Les réactions des éleveurs

Pour leur part, Euro Foie Gras et l’association des agriculteurs de l’UE COPA-COGECA ont salué l’affirmation selon laquelle la production de foie gras respecte les critères de bien-être animal.

Christophe Barrailh, président d’Euro Foie Gras, a expliqué à EURACTIV que le secteur méritait d’être mentionné dans le rapport étant donné son engagement envers « la qualité des aliments, la santé et le bien-être des animaux », ainsi que sa contribution à la vie des zones rurales.

« Le secteur répond à toutes les exigences de l’UE en matière de bien-être animal, et va même au-delà avec sa propre charte européenne, ainsi que diverses initiatives nationales visant à optimiser les conditions d’élevage des canards et des oies », a-t-il souligné.

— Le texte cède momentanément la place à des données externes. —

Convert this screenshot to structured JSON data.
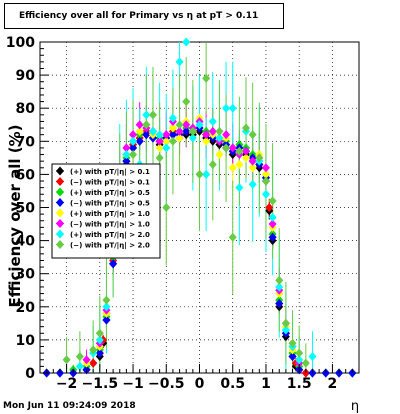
{
  "chart_data": {
    "type": "scatter",
    "title": "Efficiency over all for Primary vs  η at pT > 0.11",
    "xlabel": "η",
    "ylabel": "Efficiency over all (%)",
    "xlim": [
      -2.4,
      2.4
    ],
    "ylim": [
      0,
      100
    ],
    "x_ticks": [
      -2,
      -1.5,
      -1,
      -0.5,
      0,
      0.5,
      1,
      1.5,
      2
    ],
    "x_tick_labels": [
      "−2",
      "−1.5",
      "−1",
      "−0.5",
      "0",
      "0.5",
      "1",
      "1.5",
      "2"
    ],
    "y_ticks": [
      0,
      10,
      20,
      30,
      40,
      50,
      60,
      70,
      80,
      90,
      100
    ],
    "grid": true,
    "legend_position": "middle-left",
    "series": [
      {
        "name": "(+) with pT/|η| > 0.1",
        "color": "#000000",
        "x": [
          -2.3,
          -2.1,
          -1.9,
          -1.7,
          -1.6,
          -1.5,
          -1.45,
          -1.4,
          -1.3,
          -1.2,
          -1.1,
          -1.0,
          -0.9,
          -0.8,
          -0.7,
          -0.6,
          -0.5,
          -0.4,
          -0.3,
          -0.2,
          -0.1,
          0.0,
          0.1,
          0.2,
          0.3,
          0.4,
          0.5,
          0.6,
          0.7,
          0.8,
          0.9,
          1.0,
          1.05,
          1.1,
          1.2,
          1.3,
          1.4,
          1.45,
          1.5,
          1.6,
          1.7,
          1.9,
          2.1,
          2.3
        ],
        "y": [
          0,
          0,
          0,
          1,
          3,
          5,
          9,
          16,
          33,
          55,
          63,
          68,
          70,
          72,
          71,
          69,
          70,
          72,
          71,
          72,
          72,
          73,
          71,
          70,
          69,
          68,
          66,
          67,
          66,
          64,
          62,
          58,
          49,
          40,
          20,
          11,
          5,
          2,
          1,
          0,
          0,
          0,
          0,
          0
        ]
      },
      {
        "name": "(−) with pT/|η| > 0.1",
        "color": "#ff0000",
        "x": [
          -2.3,
          -2.1,
          -1.9,
          -1.7,
          -1.6,
          -1.5,
          -1.45,
          -1.4,
          -1.3,
          -1.2,
          -1.1,
          -1.0,
          -0.9,
          -0.8,
          -0.7,
          -0.6,
          -0.5,
          -0.4,
          -0.3,
          -0.2,
          -0.1,
          0.0,
          0.1,
          0.2,
          0.3,
          0.4,
          0.5,
          0.6,
          0.7,
          0.8,
          0.9,
          1.0,
          1.05,
          1.1,
          1.2,
          1.3,
          1.4,
          1.45,
          1.5,
          1.6,
          1.7,
          1.9,
          2.1,
          2.3
        ],
        "y": [
          0,
          0,
          0,
          1,
          3,
          6,
          10,
          18,
          34,
          56,
          64,
          69,
          71,
          73,
          72,
          70,
          71,
          73,
          72,
          73,
          73,
          74,
          72,
          71,
          70,
          69,
          67,
          68,
          67,
          65,
          63,
          59,
          50,
          41,
          21,
          12,
          6,
          3,
          1,
          0,
          0,
          0,
          0,
          0
        ]
      },
      {
        "name": "(+) with pT/|η| > 0.5",
        "color": "#00dd00",
        "x": [
          -2.3,
          -2.1,
          -1.9,
          -1.7,
          -1.5,
          -1.4,
          -1.3,
          -1.2,
          -1.1,
          -1.0,
          -0.9,
          -0.8,
          -0.7,
          -0.6,
          -0.5,
          -0.4,
          -0.3,
          -0.2,
          -0.1,
          0.0,
          0.1,
          0.2,
          0.3,
          0.4,
          0.5,
          0.6,
          0.7,
          0.8,
          0.9,
          1.0,
          1.1,
          1.2,
          1.3,
          1.4,
          1.5,
          1.7,
          1.9,
          2.1,
          2.3
        ],
        "y": [
          0,
          0,
          1,
          2,
          7,
          17,
          35,
          57,
          65,
          70,
          72,
          74,
          73,
          71,
          72,
          74,
          73,
          74,
          74,
          75,
          73,
          72,
          71,
          70,
          68,
          69,
          68,
          66,
          64,
          60,
          42,
          22,
          13,
          6,
          2,
          0,
          0,
          0,
          0
        ]
      },
      {
        "name": "(−) with pT/|η| > 0.5",
        "color": "#0000ff",
        "x": [
          -2.3,
          -2.1,
          -1.9,
          -1.7,
          -1.5,
          -1.4,
          -1.3,
          -1.2,
          -1.1,
          -1.0,
          -0.9,
          -0.8,
          -0.7,
          -0.6,
          -0.5,
          -0.4,
          -0.3,
          -0.2,
          -0.1,
          0.0,
          0.1,
          0.2,
          0.3,
          0.4,
          0.5,
          0.6,
          0.7,
          0.8,
          0.9,
          1.0,
          1.1,
          1.2,
          1.3,
          1.4,
          1.5,
          1.7,
          1.9,
          2.1,
          2.3
        ],
        "y": [
          0,
          0,
          0,
          1,
          6,
          16,
          33,
          56,
          64,
          68,
          70,
          72,
          71,
          70,
          71,
          72,
          72,
          73,
          73,
          74,
          72,
          71,
          70,
          69,
          67,
          68,
          67,
          65,
          63,
          59,
          41,
          21,
          12,
          5,
          1,
          0,
          0,
          0,
          0
        ]
      },
      {
        "name": "(+) with pT/|η| > 1.0",
        "color": "#ffff00",
        "x": [
          -1.7,
          -1.5,
          -1.4,
          -1.3,
          -1.2,
          -1.1,
          -1.0,
          -0.9,
          -0.8,
          -0.7,
          -0.6,
          -0.5,
          -0.4,
          -0.3,
          -0.2,
          -0.1,
          0.0,
          0.1,
          0.2,
          0.3,
          0.4,
          0.5,
          0.6,
          0.7,
          0.8,
          0.9,
          1.0,
          1.1,
          1.2,
          1.3,
          1.4,
          1.5
        ],
        "y": [
          3,
          8,
          18,
          36,
          58,
          66,
          70,
          73,
          75,
          72,
          68,
          70,
          74,
          71,
          76,
          73,
          77,
          70,
          72,
          66,
          71,
          62,
          63,
          65,
          62,
          66,
          60,
          44,
          24,
          14,
          7,
          3
        ]
      },
      {
        "name": "(−) with pT/|η| > 1.0",
        "color": "#ff00ff",
        "x": [
          -1.7,
          -1.5,
          -1.4,
          -1.3,
          -1.2,
          -1.1,
          -1.0,
          -0.9,
          -0.8,
          -0.7,
          -0.6,
          -0.5,
          -0.4,
          -0.3,
          -0.2,
          -0.1,
          0.0,
          0.1,
          0.2,
          0.3,
          0.4,
          0.5,
          0.6,
          0.7,
          0.8,
          0.9,
          1.0,
          1.1,
          1.2,
          1.3,
          1.4,
          1.5
        ],
        "y": [
          4,
          9,
          19,
          37,
          60,
          68,
          72,
          75,
          74,
          73,
          70,
          72,
          76,
          73,
          75,
          74,
          76,
          72,
          73,
          70,
          72,
          68,
          66,
          67,
          64,
          65,
          62,
          45,
          25,
          15,
          8,
          3
        ]
      },
      {
        "name": "(+) with pT/|η| > 2.0",
        "color": "#00ffff",
        "x": [
          -1.8,
          -1.6,
          -1.5,
          -1.4,
          -1.3,
          -1.2,
          -1.1,
          -1.0,
          -0.9,
          -0.8,
          -0.7,
          -0.6,
          -0.5,
          -0.4,
          -0.3,
          -0.2,
          -0.1,
          0.0,
          0.1,
          0.2,
          0.3,
          0.4,
          0.5,
          0.6,
          0.7,
          0.8,
          0.9,
          1.0,
          1.1,
          1.2,
          1.3,
          1.4,
          1.5,
          1.7
        ],
        "y": [
          2,
          6,
          10,
          20,
          40,
          58,
          66,
          70,
          63,
          78,
          73,
          72,
          68,
          77,
          94,
          100,
          71,
          75,
          60,
          76,
          71,
          80,
          80,
          56,
          73,
          57,
          64,
          54,
          47,
          26,
          13,
          8,
          4,
          5
        ]
      },
      {
        "name": "(−) with pT/|η| > 2.0",
        "color": "#66cc44",
        "x": [
          -2.0,
          -1.8,
          -1.6,
          -1.5,
          -1.4,
          -1.3,
          -1.2,
          -1.1,
          -1.0,
          -0.9,
          -0.8,
          -0.7,
          -0.6,
          -0.5,
          -0.4,
          -0.3,
          -0.2,
          -0.1,
          0.0,
          0.1,
          0.2,
          0.3,
          0.4,
          0.5,
          0.6,
          0.7,
          0.8,
          0.9,
          1.0,
          1.1,
          1.2,
          1.3,
          1.4,
          1.5,
          1.6
        ],
        "y": [
          4,
          5,
          7,
          12,
          22,
          40,
          55,
          62,
          66,
          57,
          75,
          78,
          65,
          50,
          70,
          75,
          82,
          73,
          60,
          89,
          63,
          73,
          68,
          41,
          67,
          74,
          72,
          65,
          58,
          52,
          28,
          15,
          9,
          6,
          3
        ]
      }
    ]
  },
  "footer": {
    "date": "Mon Jun 11 09:24:09 2018"
  }
}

Selon M. Barrailh, le secteur souffre d’un « déficit de connaissances » et d’un « manque de compréhension » qui a conduit à « des idées fausses et des préjugés alimentés par les stéréotypes erronés des militants défenseurs des animaux ».

« Les oiseaux migrateurs stockent naturellement de la graisse dans leur foie avant leur voyage », a-t-il expliqué, ajoutant que l’engraissement des oies et des canards pour la production de foie gras est une « simple reproduction de cette aptitude physiologique naturelle, non pathologique et totalement réversible ».